All About Property Types
An early step in the homebuying process is narrowing down what type of home might be right for you.
Single-family homes are the most common target property for first-time homeowners. There are two options: a newly constructed house or an older home in an already established neighborhood. Both new construction and older homes offer advantages to first-time buyers. Older homes may be roomier, more affordable, and better located. A new home likely has a more efficient heating system, better insulation, and lower maintenance costs, since everything is brand new.
A condominium is a single-unit in a larger building or property that has multiple units. Benefits of condo ownership include low maintenance (costs and responsibilities for repairing common items, like roofs and heating systems, are shared) and many of the freedoms of apartment living. Remember, though, that along with your private space, you will also share common areas with the owners of other condominiums in your property.

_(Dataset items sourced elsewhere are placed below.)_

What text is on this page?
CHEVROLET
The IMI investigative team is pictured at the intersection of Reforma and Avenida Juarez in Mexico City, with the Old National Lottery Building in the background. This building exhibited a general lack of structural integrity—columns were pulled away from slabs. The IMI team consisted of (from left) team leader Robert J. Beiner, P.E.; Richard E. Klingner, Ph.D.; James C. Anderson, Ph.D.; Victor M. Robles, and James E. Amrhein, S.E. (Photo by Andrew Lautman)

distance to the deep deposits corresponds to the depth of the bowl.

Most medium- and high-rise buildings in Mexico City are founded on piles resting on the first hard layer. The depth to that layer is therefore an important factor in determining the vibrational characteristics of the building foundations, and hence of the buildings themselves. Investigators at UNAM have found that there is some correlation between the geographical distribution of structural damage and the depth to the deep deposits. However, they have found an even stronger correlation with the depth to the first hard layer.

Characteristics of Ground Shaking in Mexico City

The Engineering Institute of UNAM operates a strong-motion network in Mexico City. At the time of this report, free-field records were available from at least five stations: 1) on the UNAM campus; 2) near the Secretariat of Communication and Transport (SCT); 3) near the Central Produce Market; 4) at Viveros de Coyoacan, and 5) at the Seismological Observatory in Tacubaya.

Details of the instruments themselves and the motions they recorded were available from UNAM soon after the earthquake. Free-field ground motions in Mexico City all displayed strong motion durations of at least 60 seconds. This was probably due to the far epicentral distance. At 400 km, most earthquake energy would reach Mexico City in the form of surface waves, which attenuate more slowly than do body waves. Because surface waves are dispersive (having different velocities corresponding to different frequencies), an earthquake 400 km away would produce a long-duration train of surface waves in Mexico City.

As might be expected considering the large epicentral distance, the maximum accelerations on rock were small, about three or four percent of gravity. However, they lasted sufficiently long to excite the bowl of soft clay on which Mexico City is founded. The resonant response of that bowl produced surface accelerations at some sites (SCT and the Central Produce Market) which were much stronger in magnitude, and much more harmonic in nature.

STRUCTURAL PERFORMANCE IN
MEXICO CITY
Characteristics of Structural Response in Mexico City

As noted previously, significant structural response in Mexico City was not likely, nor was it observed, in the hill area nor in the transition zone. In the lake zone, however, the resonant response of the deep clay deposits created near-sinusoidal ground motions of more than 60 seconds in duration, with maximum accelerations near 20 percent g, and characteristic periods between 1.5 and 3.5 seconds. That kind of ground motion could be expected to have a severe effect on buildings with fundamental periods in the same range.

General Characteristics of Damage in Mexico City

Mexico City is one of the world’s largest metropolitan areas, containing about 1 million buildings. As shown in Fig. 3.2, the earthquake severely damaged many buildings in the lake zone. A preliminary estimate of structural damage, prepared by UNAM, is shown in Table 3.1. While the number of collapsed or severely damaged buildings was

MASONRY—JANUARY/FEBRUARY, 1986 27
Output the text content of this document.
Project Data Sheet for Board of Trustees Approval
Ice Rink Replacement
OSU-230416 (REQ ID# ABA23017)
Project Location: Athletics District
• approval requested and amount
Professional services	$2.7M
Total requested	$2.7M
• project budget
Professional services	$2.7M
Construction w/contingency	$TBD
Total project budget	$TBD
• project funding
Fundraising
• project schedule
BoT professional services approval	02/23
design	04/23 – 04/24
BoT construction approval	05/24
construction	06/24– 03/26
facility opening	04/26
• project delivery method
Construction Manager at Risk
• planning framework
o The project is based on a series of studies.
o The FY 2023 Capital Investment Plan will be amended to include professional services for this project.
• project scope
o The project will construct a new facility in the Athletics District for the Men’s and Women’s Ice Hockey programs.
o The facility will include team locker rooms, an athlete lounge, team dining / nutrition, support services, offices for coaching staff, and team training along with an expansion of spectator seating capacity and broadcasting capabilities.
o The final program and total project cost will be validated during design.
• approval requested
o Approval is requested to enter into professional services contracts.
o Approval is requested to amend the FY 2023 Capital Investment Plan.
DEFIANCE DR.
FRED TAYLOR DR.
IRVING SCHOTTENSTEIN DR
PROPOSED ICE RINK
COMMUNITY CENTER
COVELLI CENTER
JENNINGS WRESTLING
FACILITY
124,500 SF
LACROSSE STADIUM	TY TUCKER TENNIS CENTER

As a condo owner, you may be asked or may wish to serve on the association board—the group that oversees the joint operations of the condominium property (sometimes with the support of a property management company). This involves overseeing the collection of fees, upkeep of the grounds, maintaining cash reserves, and managing both emergency and scheduled repairs.
Purchasing a 2- to 4-unit property provides you with both an investment property and a personal residence. Along with the possible tax and income advantages of multifamily homes come the added responsibilities of a landlord, such as tenant search and selection, leases, security deposit procedures, evictions and emergency repairs.
During your search for a home, you are sure to find many houses that can be described as fixer uppers—generally older homes in need of updates and repair. These homes are often less expensive to purchase and frequently in older, more established neighborhoods, but have suffered from neglect over a long period of time.
If you decide that a fixer-upper is for you, be prepared for the numerous costs involved in rehabilitation work. Once work begins, you may uncover additional issues. Rehabilitation costs can rise quickly and significantly, as can the time needed to get the house in good working order.
If you decide on a fixer-upper, have a contractor or home inspector detail the extent of rehabilitation work, and estimate the costs. Do this before you make your offer on the home. The amount it will cost to repair the property will impact the price you offer to pay for the house.